(Credit: Shimon Gibson)
During new excavations at Jerusalem’s famous Mount Zion, archaeologists uncovered the remains of a possible mansion that dates to around 2,000 years-old. The dig leaders think the building and its contents could shed a good deal of light on the wealthy class of Jerusalem during the time of Jesus.
Artifacts and other clues suggest the mansion looks to be the home of an elite Jewish family during the early Roman period. The building would have been located close to the expansive complex of Herod the Great, and inside, excavators found traces of an exceptional bathroom and the shells of sea snails that were valued for their rich purple dye.
“If this turns out to be the priestly residence of a wealthy first-century Jewish family, it immediately connects not just to the elite of Jerusalem — the aristocrats, the rich and famous of that day — but to Jesus himself,” said James Tabor, the dig’s co-director, who is a scholar of early Christian history at the University of North Carolina at Charlotte.

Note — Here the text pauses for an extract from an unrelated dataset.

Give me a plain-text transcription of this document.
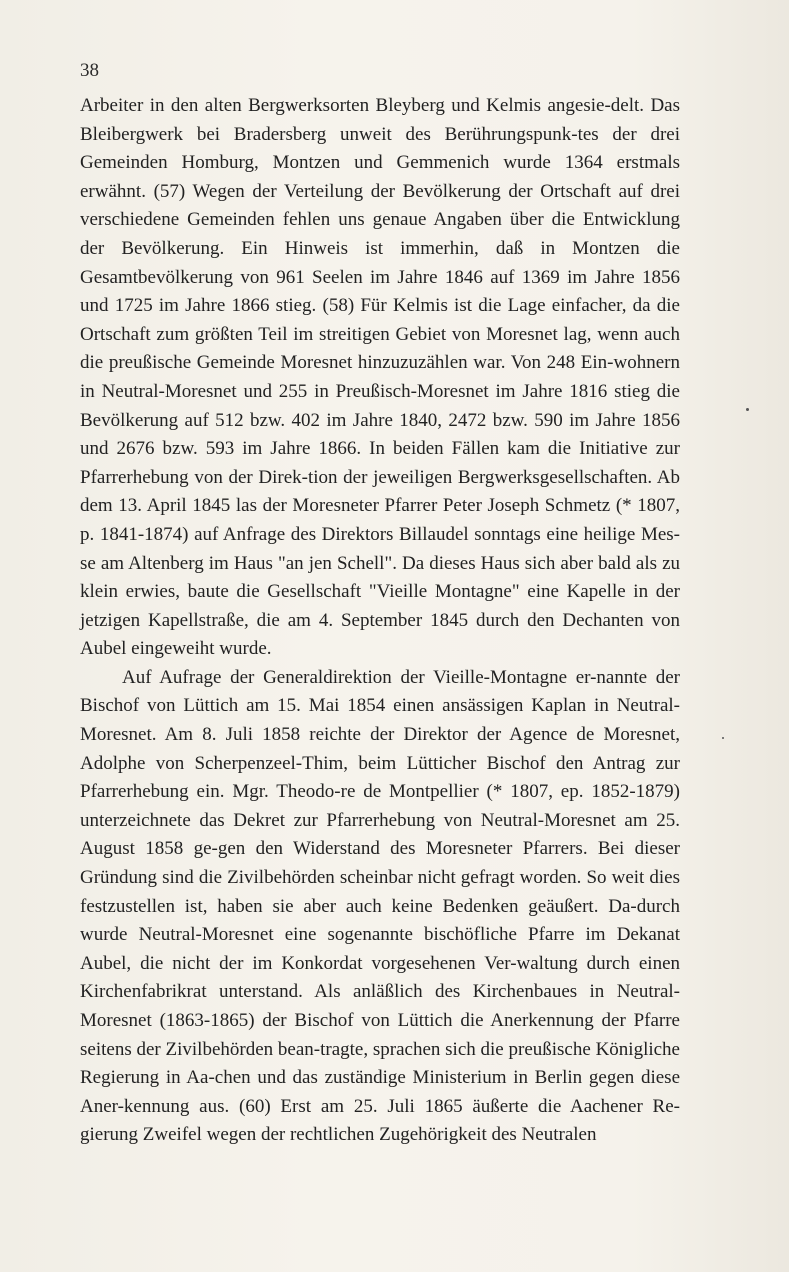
38

Arbeiter in den alten Bergwerksorten Bleyberg und Kelmis angesie-delt. Das Bleibergwerk bei Bradersberg unweit des Berührungspunk-tes der drei Gemeinden Homburg, Montzen und Gemmenich wurde 1364 erstmals erwähnt. (57) Wegen der Verteilung der Bevölkerung der Ortschaft auf drei verschiedene Gemeinden fehlen uns genaue Angaben über die Entwicklung der Bevölkerung. Ein Hinweis ist immerhin, daß in Montzen die Gesamtbevölkerung von 961 Seelen im Jahre 1846 auf 1369 im Jahre 1856 und 1725 im Jahre 1866 stieg. (58) Für Kelmis ist die Lage einfacher, da die Ortschaft zum größten Teil im streitigen Gebiet von Moresnet lag, wenn auch die preußische Gemeinde Moresnet hinzuzuzählen war. Von 248 Ein-wohnern in Neutral-Moresnet und 255 in Preußisch-Moresnet im Jahre 1816 stieg die Bevölkerung auf 512 bzw. 402 im Jahre 1840, 2472 bzw. 590 im Jahre 1856 und 2676 bzw. 593 im Jahre 1866. In beiden Fällen kam die Initiative zur Pfarrerhebung von der Direk-tion der jeweiligen Bergwerksgesellschaften. Ab dem 13. April 1845 las der Moresneter Pfarrer Peter Joseph Schmetz (* 1807, p. 1841-1874) auf Anfrage des Direktors Billaudel sonntags eine heilige Mes-se am Altenberg im Haus "an jen Schell". Da dieses Haus sich aber bald als zu klein erwies, baute die Gesellschaft "Vieille Montagne" eine Kapelle in der jetzigen Kapellstraße, die am 4. September 1845 durch den Dechanten von Aubel eingeweiht wurde.

Auf Aufrage der Generaldirektion der Vieille-Montagne er-nannte der Bischof von Lüttich am 15. Mai 1854 einen ansässigen Kaplan in Neutral-Moresnet. Am 8. Juli 1858 reichte der Direktor der Agence de Moresnet, Adolphe von Scherpenzeel-Thim, beim Lütticher Bischof den Antrag zur Pfarrerhebung ein. Mgr. Theodo-re de Montpellier (* 1807, ep. 1852-1879) unterzeichnete das Dekret zur Pfarrerhebung von Neutral-Moresnet am 25. August 1858 ge-gen den Widerstand des Moresneter Pfarrers. Bei dieser Gründung sind die Zivilbehörden scheinbar nicht gefragt worden. So weit dies festzustellen ist, haben sie aber auch keine Bedenken geäußert. Da-durch wurde Neutral-Moresnet eine sogenannte bischöfliche Pfarre im Dekanat Aubel, die nicht der im Konkordat vorgesehenen Ver-waltung durch einen Kirchenfabrikrat unterstand. Als anläßlich des Kirchenbaues in Neutral-Moresnet (1863-1865) der Bischof von Lüttich die Anerkennung der Pfarre seitens der Zivilbehörden bean-tragte, sprachen sich die preußische Königliche Regierung in Aa-chen und das zuständige Ministerium in Berlin gegen diese Aner-kennung aus. (60) Erst am 25. Juli 1865 äußerte die Aachener Re-gierung Zweifel wegen der rechtlichen Zugehörigkeit des Neutralen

“Jesus, in fact, criticizes the wealth of this class,” added Tabor. “He talks about their clothing and their long robes and their finery, and, in a sense, pokes fun at it. So for us to get closer to understanding that — to supplement the text — it could be really fascinating.”
Inside the building, the they discovered a vaulted bath chamber next to an underground Hebrew ritual cleansing pool called a mikveh — an arrangement that has been found elsewhere within elite complexes. Archaeologists had previously uncovered a nearly identical mikveh-bathroom combination, while digging up a palatial mansion in the nearby Jewish Quarter. That complex bore the inscription of a priestly Jewish family.
“It is only a stone’s throw away, and I wouldn’t hesitate to say that the people who made that bathroom probably were the same ones who made this one,” it reads in a statement made by archaeologist Shimon Gibson, the other co-director of the dig. “It’s almost identical, not only in the way it’s made, but also in the finishing touches, like the edge of the bath itself.”
Researchers also unearthed a vast amount of murex shells in the building. Murex sea snails were the prime source of a very expensive and highly sought after natural purple dye that could be extracted from the animal’s secretions when still alive.
Even though it appeared that the shells, themselves, were not used to make the royal purple dye, they may have been used to identify different grades of the stain, which could vary between sea snail species. Gibson theorizes that the priestly class may have supervised or in some capacity oversaw the industry that supplied the dye for ritual garments.
The artifacts were discovered this past summer during a dig that lasted a month, and the findings have yet to be published in any peer-reviewed journal. The team plans to return to the Mount Zion site during both the summers of 2014 and 2015. After they complete the great deal of archaeological work they have yet to do, the researchers aspire for the ruins to eventually be open to visitors some time thereafter.